New York City and America's car culture smash together in Calvin Trillin's Tepper Isn't Going Out, a humorous tale of the urban quest for an open parking space. When a mailing-list broker, Murray Tepper, decides to spend his days plugging meters so he can sit in his car reading newspapers and waive off suitors hopeful of gaining his spot, little does he know that his odd behavior (even by New York standards) will set off a media buzz, provide him with cult-hero status, and incur reproach from the paranoid, dour Mayor Frank Ducavelli, who focuses on curtailing Tepper's "abuse" of the parking meter system.

Granted, the plot of this novel is quite thin, but, while not leaving you in stitches, Trillin provokes many smirks and smiles with his wit.
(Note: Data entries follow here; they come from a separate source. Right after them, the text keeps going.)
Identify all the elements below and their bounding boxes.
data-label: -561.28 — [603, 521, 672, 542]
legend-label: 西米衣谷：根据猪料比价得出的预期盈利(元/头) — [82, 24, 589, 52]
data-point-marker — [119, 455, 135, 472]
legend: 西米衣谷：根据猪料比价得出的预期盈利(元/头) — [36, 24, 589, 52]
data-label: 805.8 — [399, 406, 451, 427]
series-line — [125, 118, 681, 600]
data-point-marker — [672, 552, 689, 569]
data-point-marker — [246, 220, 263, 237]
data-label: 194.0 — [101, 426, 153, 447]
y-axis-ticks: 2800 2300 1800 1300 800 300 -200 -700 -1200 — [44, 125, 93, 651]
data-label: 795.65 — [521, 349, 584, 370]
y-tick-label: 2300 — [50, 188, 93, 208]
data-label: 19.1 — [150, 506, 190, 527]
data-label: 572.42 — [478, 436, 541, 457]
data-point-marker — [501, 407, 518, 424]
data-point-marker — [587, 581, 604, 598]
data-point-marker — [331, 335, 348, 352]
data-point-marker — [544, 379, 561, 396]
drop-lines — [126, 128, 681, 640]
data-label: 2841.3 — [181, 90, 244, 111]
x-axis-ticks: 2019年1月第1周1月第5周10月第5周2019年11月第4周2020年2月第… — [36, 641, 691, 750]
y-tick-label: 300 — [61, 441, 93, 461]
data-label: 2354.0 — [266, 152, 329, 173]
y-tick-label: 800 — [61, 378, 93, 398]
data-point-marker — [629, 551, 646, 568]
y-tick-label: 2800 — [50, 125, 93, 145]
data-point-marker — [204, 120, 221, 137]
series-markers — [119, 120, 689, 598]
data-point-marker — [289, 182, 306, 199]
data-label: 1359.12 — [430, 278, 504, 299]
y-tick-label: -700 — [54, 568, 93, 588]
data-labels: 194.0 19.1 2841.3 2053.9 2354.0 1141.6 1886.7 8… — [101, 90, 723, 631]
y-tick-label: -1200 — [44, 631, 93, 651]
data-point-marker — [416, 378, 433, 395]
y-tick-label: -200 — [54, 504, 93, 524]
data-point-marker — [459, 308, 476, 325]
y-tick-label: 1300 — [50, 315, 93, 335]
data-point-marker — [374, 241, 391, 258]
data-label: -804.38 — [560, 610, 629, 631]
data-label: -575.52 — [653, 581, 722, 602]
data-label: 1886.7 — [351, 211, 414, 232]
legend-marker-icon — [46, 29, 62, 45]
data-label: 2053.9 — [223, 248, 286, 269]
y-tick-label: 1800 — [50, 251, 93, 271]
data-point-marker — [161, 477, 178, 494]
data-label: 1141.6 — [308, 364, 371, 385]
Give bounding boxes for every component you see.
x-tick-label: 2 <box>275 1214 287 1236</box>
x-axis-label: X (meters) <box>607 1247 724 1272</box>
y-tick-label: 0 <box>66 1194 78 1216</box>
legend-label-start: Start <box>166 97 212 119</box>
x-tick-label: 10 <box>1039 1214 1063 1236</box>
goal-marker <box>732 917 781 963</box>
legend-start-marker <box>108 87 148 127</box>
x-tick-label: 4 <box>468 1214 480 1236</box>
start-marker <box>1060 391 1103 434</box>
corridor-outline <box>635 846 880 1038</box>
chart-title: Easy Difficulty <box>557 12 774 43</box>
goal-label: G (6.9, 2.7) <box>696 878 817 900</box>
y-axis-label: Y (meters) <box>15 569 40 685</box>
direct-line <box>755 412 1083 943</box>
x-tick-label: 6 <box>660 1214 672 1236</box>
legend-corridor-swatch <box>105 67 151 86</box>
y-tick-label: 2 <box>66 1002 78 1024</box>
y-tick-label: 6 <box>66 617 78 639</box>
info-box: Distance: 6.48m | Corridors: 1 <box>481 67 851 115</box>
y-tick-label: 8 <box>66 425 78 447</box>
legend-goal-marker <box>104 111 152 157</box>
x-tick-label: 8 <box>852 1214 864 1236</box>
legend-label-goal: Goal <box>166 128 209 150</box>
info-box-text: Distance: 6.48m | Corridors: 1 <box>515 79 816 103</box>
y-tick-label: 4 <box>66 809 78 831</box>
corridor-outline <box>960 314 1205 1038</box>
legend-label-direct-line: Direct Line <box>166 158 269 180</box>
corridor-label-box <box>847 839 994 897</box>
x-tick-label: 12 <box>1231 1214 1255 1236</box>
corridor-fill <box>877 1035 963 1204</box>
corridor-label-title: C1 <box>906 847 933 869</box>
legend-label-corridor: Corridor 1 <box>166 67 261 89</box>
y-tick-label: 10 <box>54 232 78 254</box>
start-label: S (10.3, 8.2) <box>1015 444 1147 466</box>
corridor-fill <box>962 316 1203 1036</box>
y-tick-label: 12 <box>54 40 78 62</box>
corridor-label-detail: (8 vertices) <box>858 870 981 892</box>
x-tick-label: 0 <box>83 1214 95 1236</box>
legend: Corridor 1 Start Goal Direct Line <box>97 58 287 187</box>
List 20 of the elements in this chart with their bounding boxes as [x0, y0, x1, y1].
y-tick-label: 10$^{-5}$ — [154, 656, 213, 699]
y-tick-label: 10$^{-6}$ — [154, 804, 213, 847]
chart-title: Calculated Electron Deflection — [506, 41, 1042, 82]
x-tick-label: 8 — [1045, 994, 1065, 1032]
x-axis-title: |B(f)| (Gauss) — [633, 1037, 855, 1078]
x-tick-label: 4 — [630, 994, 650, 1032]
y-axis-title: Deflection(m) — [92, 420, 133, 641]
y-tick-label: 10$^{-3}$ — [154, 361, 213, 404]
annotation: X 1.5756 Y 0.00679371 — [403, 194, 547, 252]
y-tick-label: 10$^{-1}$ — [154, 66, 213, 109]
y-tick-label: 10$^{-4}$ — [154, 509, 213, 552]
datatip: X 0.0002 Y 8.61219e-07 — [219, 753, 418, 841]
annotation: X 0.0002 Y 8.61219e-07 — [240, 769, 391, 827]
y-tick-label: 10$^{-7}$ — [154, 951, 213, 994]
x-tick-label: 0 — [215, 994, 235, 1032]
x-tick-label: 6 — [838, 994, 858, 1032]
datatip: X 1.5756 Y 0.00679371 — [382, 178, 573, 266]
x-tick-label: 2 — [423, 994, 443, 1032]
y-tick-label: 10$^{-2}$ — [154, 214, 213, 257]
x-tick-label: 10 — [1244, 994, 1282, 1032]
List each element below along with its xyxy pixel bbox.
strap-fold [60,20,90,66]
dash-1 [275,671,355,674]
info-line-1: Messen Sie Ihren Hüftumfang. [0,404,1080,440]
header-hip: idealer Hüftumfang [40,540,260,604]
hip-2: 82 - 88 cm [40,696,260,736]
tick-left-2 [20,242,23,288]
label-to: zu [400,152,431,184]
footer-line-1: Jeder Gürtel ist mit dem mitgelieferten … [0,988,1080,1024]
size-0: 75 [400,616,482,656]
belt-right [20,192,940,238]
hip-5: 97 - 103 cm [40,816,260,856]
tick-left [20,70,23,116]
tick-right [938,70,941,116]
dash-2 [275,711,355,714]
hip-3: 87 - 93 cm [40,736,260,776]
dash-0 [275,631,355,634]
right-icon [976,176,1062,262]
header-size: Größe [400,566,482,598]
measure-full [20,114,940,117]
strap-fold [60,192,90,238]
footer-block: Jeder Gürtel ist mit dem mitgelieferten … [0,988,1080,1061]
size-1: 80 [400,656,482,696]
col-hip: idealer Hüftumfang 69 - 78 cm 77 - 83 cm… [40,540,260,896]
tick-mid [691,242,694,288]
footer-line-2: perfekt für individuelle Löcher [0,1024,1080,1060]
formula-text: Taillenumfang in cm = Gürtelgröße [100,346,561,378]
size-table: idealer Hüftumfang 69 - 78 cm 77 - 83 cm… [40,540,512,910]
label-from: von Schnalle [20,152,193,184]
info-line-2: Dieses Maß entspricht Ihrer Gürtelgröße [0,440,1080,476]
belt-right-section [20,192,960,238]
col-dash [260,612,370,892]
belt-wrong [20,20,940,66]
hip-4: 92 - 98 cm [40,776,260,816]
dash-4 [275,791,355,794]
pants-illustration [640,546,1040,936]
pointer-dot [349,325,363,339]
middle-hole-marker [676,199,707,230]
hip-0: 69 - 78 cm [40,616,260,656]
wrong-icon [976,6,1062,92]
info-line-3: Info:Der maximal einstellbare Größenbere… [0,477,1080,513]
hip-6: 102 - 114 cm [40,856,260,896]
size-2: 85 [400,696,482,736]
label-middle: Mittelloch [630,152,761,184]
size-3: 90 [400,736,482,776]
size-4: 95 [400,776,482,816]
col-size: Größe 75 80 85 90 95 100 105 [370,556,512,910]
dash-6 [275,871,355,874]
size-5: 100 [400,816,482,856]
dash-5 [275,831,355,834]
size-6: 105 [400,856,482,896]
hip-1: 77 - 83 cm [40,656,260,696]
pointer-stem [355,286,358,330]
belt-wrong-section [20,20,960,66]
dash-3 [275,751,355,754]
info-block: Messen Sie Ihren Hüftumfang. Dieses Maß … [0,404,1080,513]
For instance, he writes of magazines titled Beautiful Spot: A Magazine of Parking and the potential of Spin: The Magazine of Salad Drying. When Tepper suggests that his friend Jack leave his car's flashers on while parked illegally, Jack responds:

And draw attention to myself? Not a chance. I always park in front of hydrants. The secret is to park smack in front of them rather than just too near them. You have to go all the way. If you're smack in front of them, the cop rolling down the street can't see that there's a hydrant there at all. You have to be brazen. That's my motto, in parking and in life: be brazen.
Trillin's book should appeal to commuters and city dwellers everywhere, and anyone else looking for a chuckle. --Michael Ferch --This text refers to an alternate Paperback edition.

From Publishers Weekly

Trillin is a highly accomplished storyteller as well as a humorist and memoirist, and this oddly titled novel is by far his funniest and sunniest yet. It's a quintessentially New York comedy (and how pleasant to see those words in conjunction again) revolving around Murray Tepper, a quiet, good-humored man whose one oddity is his passion for parking on Manhattan streets. His knowledge of arcane New York parking rules is encyclopedic, and he likes nothing better than to park legally and sit in his car reading the paper. This irritates countless other drivers who think he is about to leave a desirable spot, and the title refers to his quirky determination to stay just where he is. Paradoxically, people begin to gravitate to him, to sit with him in the car and tell him their troubles; they even line up to do so. This in turn irritates the mayor (shades here of pre-crisis Giuliani), who accuses Tepper of fomenting disorder on the streets. Such a conflict becomes the stuff of tabloid headlines, and next, of course, is the offer of a book contract and a TV show. Nothing much happens beyond this, and the plot is resolved with calm good sense, but along the way Trillin captures dozens of pitch-perfect New York moments, in restaurants, in a loutish literary agent's office and in the quaintly old-fashioned business where Tepper works (he runs a mailing-list service and is a genius at perceiving the odd connections between people, where they live and what they buy). Trillin's book is the best tonic for post-September 11 blues imaginable. Agent, Lescher and Lescher, Ltd. 8-city author tour. (Jan. 15).